Gehaltsniveau wird steigen

Perspektivisch, so der Arbeitsmarktexperte, werde sich der „War for Talents“ auch positiv auf die Gehälter auswirken. Das zeige unter anderem eine Befragung, die Stepstone Ende des vergangenen Jahres durchgeführt hat. In dieser gaben drei von vier Unternehmen an, der Fachkräftemangel sei für sie ein akutes Problem. Die am zweithäufigsten genannte Maßnahme um darauf zu reagieren, war trotz der Krise das Gehaltsniveau anzuheben.

Auch in Bereichen, in denen der Verdienst vergleichsweise gering ist, wie der Gastronomie, kann sich Zimmermann langfristig vorstellen, dass die Gehälter steigen. Denn auch in manchen krisengebeutelten Branchen sei der Personalmangel enorm. Denn: Viele Kräfte haben währende der Pandemie umgesattelt und sich andere Jobs gesucht. „Die Betriebe in diesen Branchen müssen sich überlegen, wie sie attraktiv bleiben können“, sagt Zimmermann.

Begriff "Ausbildung" wird am häufigsten gesucht

Und was interessiert die Jobsuchenden? Besonders oft suchten Nutzer von Stepstone die Begriffe Marketing, Vertrieb, IT, Controlling und Logistik.

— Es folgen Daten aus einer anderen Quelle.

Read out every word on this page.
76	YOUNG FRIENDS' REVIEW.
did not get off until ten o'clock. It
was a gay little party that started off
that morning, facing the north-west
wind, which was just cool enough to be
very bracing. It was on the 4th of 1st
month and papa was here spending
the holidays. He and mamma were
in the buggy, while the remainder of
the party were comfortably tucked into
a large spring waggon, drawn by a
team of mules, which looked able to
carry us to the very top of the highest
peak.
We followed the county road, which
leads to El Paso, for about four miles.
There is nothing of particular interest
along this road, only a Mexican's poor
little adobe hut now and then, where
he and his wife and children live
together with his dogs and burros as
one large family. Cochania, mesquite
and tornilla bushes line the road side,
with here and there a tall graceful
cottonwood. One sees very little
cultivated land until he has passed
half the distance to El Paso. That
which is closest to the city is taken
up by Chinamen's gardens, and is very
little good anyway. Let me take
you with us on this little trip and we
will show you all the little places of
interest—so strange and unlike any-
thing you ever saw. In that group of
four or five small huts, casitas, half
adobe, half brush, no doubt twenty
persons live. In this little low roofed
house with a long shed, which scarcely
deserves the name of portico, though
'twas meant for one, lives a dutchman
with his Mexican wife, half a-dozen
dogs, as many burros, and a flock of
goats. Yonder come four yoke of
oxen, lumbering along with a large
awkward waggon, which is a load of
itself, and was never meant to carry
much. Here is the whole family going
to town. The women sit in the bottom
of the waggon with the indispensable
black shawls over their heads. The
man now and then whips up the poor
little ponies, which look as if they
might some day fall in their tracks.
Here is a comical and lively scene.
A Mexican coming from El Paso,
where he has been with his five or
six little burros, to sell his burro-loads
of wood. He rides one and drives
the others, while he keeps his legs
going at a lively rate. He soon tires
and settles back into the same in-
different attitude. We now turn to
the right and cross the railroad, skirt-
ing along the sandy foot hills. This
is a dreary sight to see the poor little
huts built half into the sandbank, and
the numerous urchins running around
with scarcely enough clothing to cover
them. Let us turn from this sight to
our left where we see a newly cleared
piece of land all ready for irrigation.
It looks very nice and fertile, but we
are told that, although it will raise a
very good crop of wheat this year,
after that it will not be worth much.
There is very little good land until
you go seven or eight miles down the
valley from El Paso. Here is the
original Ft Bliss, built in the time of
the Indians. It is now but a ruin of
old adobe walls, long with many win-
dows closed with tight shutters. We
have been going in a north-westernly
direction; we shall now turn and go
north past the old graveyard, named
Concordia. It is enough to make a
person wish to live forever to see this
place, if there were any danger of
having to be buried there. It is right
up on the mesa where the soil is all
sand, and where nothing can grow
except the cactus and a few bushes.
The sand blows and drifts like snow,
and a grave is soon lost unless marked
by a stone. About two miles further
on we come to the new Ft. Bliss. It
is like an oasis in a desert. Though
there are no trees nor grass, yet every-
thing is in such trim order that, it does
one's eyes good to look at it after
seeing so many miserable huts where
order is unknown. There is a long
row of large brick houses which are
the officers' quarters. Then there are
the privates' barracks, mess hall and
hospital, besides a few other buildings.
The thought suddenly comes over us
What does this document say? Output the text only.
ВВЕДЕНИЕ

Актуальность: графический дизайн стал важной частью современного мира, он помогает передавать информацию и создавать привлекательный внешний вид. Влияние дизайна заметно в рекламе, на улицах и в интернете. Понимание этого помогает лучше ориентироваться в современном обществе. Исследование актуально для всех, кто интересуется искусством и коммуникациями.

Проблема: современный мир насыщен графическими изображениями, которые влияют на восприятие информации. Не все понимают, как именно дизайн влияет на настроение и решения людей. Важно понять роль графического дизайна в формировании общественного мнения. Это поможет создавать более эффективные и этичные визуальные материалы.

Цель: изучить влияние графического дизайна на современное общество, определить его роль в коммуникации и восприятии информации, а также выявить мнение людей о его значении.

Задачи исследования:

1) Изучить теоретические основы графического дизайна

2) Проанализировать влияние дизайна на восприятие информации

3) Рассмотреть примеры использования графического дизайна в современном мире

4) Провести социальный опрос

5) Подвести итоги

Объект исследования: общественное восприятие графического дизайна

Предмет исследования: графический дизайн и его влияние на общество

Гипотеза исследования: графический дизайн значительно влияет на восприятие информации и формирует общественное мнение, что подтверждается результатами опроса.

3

Was überrascht: Das am häufigsten gesuchte Wort war Ausbildung. Das zeigt, dass entgegen der allgemeinen Annahme junge Erwachsene nicht alle unbedingt studieren wollen. Zudem interessierten sich die Nutzer besonders für Möglichkeiten zum Quereinstieg. Das zeigt auch eine Umfrage vom vergangenen Oktober, die Stepstone unter 28.000 Beschäftigten durchgeführt hat. Neun von zehn Befragten gaben darin an, dass sie bereit wären die Branche zu wechseln, sollte das Job-Angebot attraktiver sein.